William asintió con la cabeza y Jan posó la mano sobre la cabeza del niño.

—Esto no te va a hacer falta —dijo, y le quitó el gorro amarillo—. Vamos a guardarlo en tu chaqueta.

Jan le abrió el bolsillo de la chaqueta y fingió meter en él el gorro de William, pero solo se trataba de un truco. En realidad lo ocultó en su mano cerrada.

—¡Anda, ve!

William dio media vuelta. Salió corriendo con sus cortas piernas por el bosque, al igual que el resto de los niños, pero en dirección opuesta.

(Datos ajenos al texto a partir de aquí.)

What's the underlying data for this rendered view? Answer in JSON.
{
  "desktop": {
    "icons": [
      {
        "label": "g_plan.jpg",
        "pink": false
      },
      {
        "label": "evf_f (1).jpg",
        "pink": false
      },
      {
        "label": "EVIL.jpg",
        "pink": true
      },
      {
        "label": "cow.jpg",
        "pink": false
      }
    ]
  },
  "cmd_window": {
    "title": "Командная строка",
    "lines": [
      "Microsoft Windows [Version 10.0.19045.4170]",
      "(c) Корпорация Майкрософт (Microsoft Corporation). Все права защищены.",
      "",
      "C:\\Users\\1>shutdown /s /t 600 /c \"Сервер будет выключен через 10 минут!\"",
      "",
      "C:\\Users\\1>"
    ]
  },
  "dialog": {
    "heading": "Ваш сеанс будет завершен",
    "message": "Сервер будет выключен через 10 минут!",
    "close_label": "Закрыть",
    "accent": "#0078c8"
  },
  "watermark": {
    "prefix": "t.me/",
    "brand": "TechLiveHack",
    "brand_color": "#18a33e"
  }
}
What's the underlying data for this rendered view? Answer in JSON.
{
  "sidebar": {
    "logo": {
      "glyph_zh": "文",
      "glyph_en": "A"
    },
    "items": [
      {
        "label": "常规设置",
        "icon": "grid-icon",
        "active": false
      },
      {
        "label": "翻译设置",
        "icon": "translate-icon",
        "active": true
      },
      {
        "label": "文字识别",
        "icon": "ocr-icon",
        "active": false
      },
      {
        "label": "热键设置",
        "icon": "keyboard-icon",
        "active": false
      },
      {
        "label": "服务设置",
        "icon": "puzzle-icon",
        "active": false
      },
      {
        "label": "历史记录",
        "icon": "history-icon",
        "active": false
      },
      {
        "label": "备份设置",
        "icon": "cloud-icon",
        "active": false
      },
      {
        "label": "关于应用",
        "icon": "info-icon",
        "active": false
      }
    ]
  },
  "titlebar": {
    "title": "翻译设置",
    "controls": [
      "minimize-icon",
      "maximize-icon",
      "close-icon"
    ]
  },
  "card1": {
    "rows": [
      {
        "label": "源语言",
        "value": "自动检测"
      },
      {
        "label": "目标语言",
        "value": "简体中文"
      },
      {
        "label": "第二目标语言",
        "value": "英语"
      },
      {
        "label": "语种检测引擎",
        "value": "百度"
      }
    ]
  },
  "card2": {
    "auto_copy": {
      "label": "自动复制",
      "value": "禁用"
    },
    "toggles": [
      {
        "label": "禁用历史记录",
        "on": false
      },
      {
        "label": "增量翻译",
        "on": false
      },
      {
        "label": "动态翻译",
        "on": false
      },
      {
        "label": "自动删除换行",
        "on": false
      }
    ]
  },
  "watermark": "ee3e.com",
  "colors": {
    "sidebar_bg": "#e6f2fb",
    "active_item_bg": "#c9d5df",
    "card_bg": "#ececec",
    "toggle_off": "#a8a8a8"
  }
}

Jan se levantó, y lo observó. William se encontraba junto a la primera flecha de tela y se adentraba en el barranco, de forma decidida y sin vacilar.

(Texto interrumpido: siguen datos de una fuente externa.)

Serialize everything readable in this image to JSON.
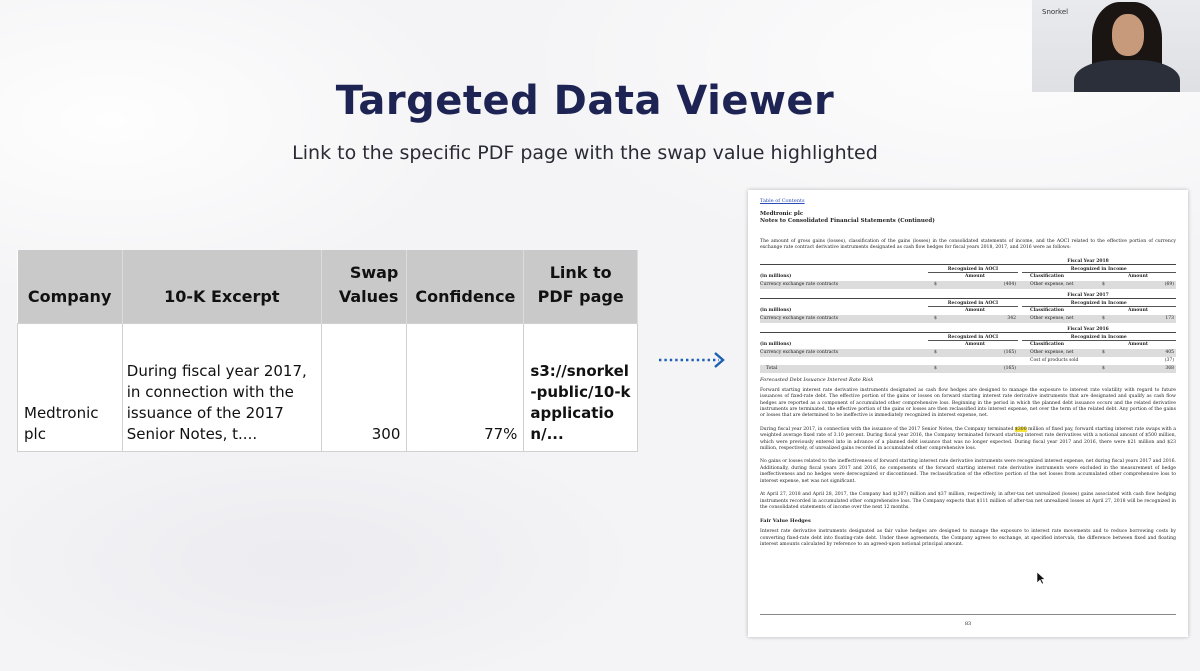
{
  "slide": {
    "title": "Targeted Data Viewer",
    "subtitle": "Link to the specific PDF page with the swap value highlighted"
  },
  "table": {
    "headers": [
      "Company",
      "10-K Excerpt",
      "Swap Values",
      "Confidence",
      "Link to PDF page"
    ],
    "row": {
      "company": "Medtronic plc",
      "excerpt": "During fiscal year 2017, in connection with the issuance of the 2017 Senior Notes, t....",
      "swap_value": "300",
      "confidence": "77%",
      "link": "s3://snorkel-public/10-kapplication/..."
    }
  },
  "arrow": {
    "color": "#1a5fb4"
  },
  "pdf": {
    "toc_link": "Table of Contents",
    "company": "Medtronic plc",
    "section": "Notes to Consolidated Financial Statements (Continued)",
    "intro": "The amount of gross gains (losses), classification of the gains (losses) in the consolidated statements of income, and the AOCI related to the effective portion of currency exchange rate contract derivative instruments designated as cash flow hedges for fiscal years 2018, 2017, and 2016 were as follows:",
    "col_aoci": "Recognized in AOCI",
    "col_income": "Recognized in Income",
    "col_amount": "Amount",
    "col_classification": "Classification",
    "in_millions": "(in millions)",
    "row_label": "Currency exchange rate contracts",
    "other_expense": "Other expense, net",
    "cost_products": "Cost of products sold",
    "total": "Total",
    "dollar": "$",
    "fy2018": {
      "label": "Fiscal Year 2018",
      "aoci": "(404)",
      "income": "(69)"
    },
    "fy2017": {
      "label": "Fiscal Year 2017",
      "aoci": "342",
      "income": "173"
    },
    "fy2016": {
      "label": "Fiscal Year 2016",
      "aoci": "(165)",
      "income": "405",
      "cost": "(37)",
      "total_aoci": "(165)",
      "total_income": "368"
    },
    "h_forecast": "Forecasted Debt Issuance Interest Rate Risk",
    "p_forecast": "Forward starting interest rate derivative instruments designated as cash flow hedges are designed to manage the exposure to interest rate volatility with regard to future issuances of fixed-rate debt. The effective portion of the gains or losses on forward starting interest rate derivative instruments that are designated and qualify as cash flow hedges are reported as a component of accumulated other comprehensive loss. Beginning in the period in which the planned debt issuance occurs and the related derivative instruments are terminated, the effective portion of the gains or losses are then reclassified into interest expense, net over the term of the related debt. Any portion of the gains or losses that are determined to be ineffective is immediately recognized in interest expense, net.",
    "p_swap_before": "During fiscal year 2017, in connection with the issuance of the 2017 Senior Notes, the Company terminated ",
    "p_swap_highlight": "$300",
    "p_swap_after": " million of fixed pay, forward starting interest rate swaps with a weighted average fixed rate of 3.10 percent. During fiscal year 2016, the Company terminated forward starting interest rate derivatives with a notional amount of $500 million, which were previously entered into in advance of a planned debt issuance that was no longer expected. During fiscal year 2017 and 2016, there were $21 million and $23 million, respectively, of unrealized gains recorded in accumulated other comprehensive loss.",
    "p_nogains": "No gains or losses related to the ineffectiveness of forward starting interest rate derivative instruments were recognized interest expense, net during fiscal years 2017 and 2016. Additionally, during fiscal years 2017 and 2016, no components of the forward starting interest rate derivative instruments were excluded in the measurement of hedge ineffectiveness and no hedges were derecognized or discontinued. The reclassification of the effective portion of the net losses from accumulated other comprehensive loss to interest expense, net was not significant.",
    "p_april": "At April 27, 2018 and April 28, 2017, the Company had $(207) million and $37 million, respectively, in after-tax net unrealized (losses) gains associated with cash flow hedging instruments recorded in accumulated other comprehensive loss. The Company expects that $111 million of after-tax net unrealized losses at April 27, 2018 will be recognized in the consolidated statements of income over the next 12 months.",
    "h_fair": "Fair Value Hedges",
    "p_fair": "Interest rate derivative instruments designated as fair value hedges are designed to manage the exposure to interest rate movements and to reduce borrowing costs by converting fixed-rate debt into floating-rate debt. Under these agreements, the Company agrees to exchange, at specified intervals, the difference between fixed and floating interest amounts calculated by reference to an agreed-upon notional principal amount.",
    "page_number": "83"
  },
  "webcam": {
    "name": "Snorkel"
  }
}
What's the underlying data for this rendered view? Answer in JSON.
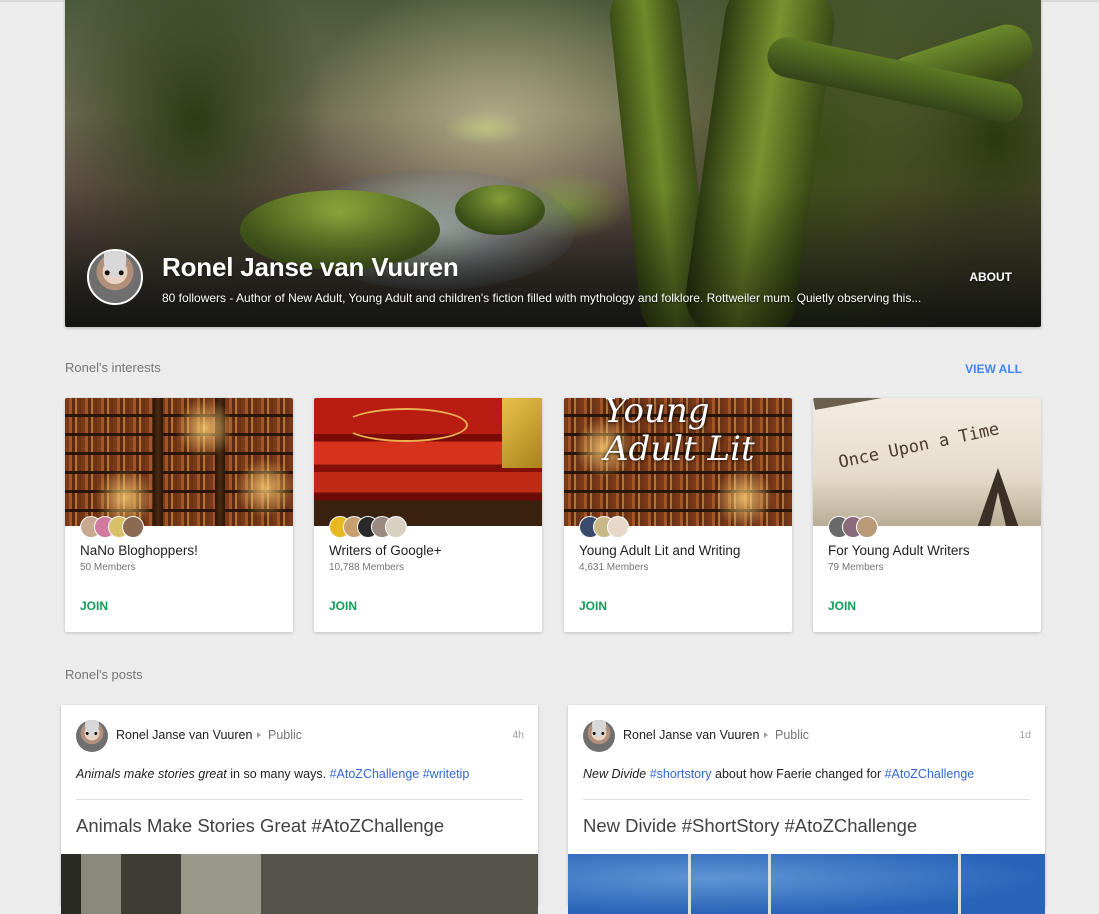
{
  "profile": {
    "name": "Ronel Janse van Vuuren",
    "tagline": "80 followers - Author of New Adult, Young Adult and children's fiction filled with mythology and folklore. Rottweiler mum. Quietly observing this...",
    "about_label": "ABOUT"
  },
  "interests": {
    "heading": "Ronel's interests",
    "view_all_label": "VIEW ALL",
    "cards": [
      {
        "title": "NaNo Bloghoppers!",
        "members": "50 Members",
        "join_label": "JOIN"
      },
      {
        "title": "Writers of Google+",
        "members": "10,788 Members",
        "join_label": "JOIN"
      },
      {
        "title": "Young Adult Lit and Writing",
        "members": "4,631 Members",
        "join_label": "JOIN",
        "image_text": "Young Adult Lit"
      },
      {
        "title": "For Young Adult Writers",
        "members": "79 Members",
        "join_label": "JOIN",
        "image_text": "Once Upon a Time"
      }
    ]
  },
  "posts": {
    "heading": "Ronel's posts",
    "items": [
      {
        "author": "Ronel Janse van Vuuren",
        "visibility": "Public",
        "time": "4h",
        "body_italic": "Animals make stories great",
        "body_plain": " in so many ways. ",
        "body_tags": [
          "#AtoZChallenge",
          "#writetip"
        ],
        "title": "Animals Make Stories Great #AtoZChallenge"
      },
      {
        "author": "Ronel Janse van Vuuren",
        "visibility": "Public",
        "time": "1d",
        "body_italic": "New Divide",
        "body_tag_1": "#shortstory",
        "body_plain": " about how Faerie changed for ",
        "body_tag_2": "#AtoZChallenge",
        "title": "New Divide #ShortStory #AtoZChallenge"
      }
    ]
  },
  "colors": {
    "background": "#ececec",
    "link_blue": "#4285f4",
    "hashtag_blue": "#3367d6",
    "join_green": "#0f9d58"
  }
}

El bosque estaba en silencio… y, sin embargo, para Jan era como encontrarse en el ojo del huracán. Se dio cuenta de todo lo que podría ir mal: un caos de riesgos y errores de cálculo rondaba su cabeza.

«Tranquilo», dijo una voz interior. «Sigue el plan.»

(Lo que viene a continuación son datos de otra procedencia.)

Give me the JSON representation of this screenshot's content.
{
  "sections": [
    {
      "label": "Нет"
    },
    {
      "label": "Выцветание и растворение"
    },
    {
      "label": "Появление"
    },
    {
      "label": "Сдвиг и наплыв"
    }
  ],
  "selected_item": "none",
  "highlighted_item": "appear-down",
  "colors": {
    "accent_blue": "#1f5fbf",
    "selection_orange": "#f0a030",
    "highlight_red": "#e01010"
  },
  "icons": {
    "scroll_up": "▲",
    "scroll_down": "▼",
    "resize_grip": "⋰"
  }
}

Oyó el sonido de tambores. Algo en su cabeza retumbaba sin cesar una y otra vez.

Se dio media vuelta y tomó aliento.

—¡No os mováis! —gritó hacia los abetos—. ¡Ahora voy!

No era cierto. No fue en busca de los ocho niños que se habían escondido. Se dio la vuelta y se dirigió a toda prisa hacia el barranco, por donde había desaparecido el noveno.

William.

Aceleró el paso.

19

El portal de la escalera de Jan se cierra automáticamente todos los días a las ocho de la noche; después, para entrar, se necesita una llave o el código de acceso.

Ya hace un par de horas que ha regresado de Calvero; ha cenado y a continuación se ha sentado a la mesa de la cocina frente a los libros ilustrados de Calvero. Ya ha acabado el primero.
La creadora de animales
está ilustrado y coloreado. Se pregunta qué pensará Rami del resultado.

Acaba de empezar el siguiente:
Viveca y la casa de piedra
. Imagina cómo rellenar los vagos trazos de los dibujos, mientras lee:

Había una vez una anciana que se despertó una mañana. «¿Qué? ¿Qué? ¿Qué?», pensó, al encontrarse en un féretro de madera. Se sentía débil, pero consiguió levantar la tapa y echar un vistazo. La habitación era grande, con paredes y suelo de piedra. Gritó «¿Hola?» al silencio, pero no recibió respuesta alguna. Solo sabía una cosa: Viveca. Se llamaba Viveca.

Jan lee el texto de la página dos veces, y a continuación empieza a rellenar el dibujo con tinta china. Viveca es una mujer delgada de grandes ojos. Su cabeza asoma por el féretro.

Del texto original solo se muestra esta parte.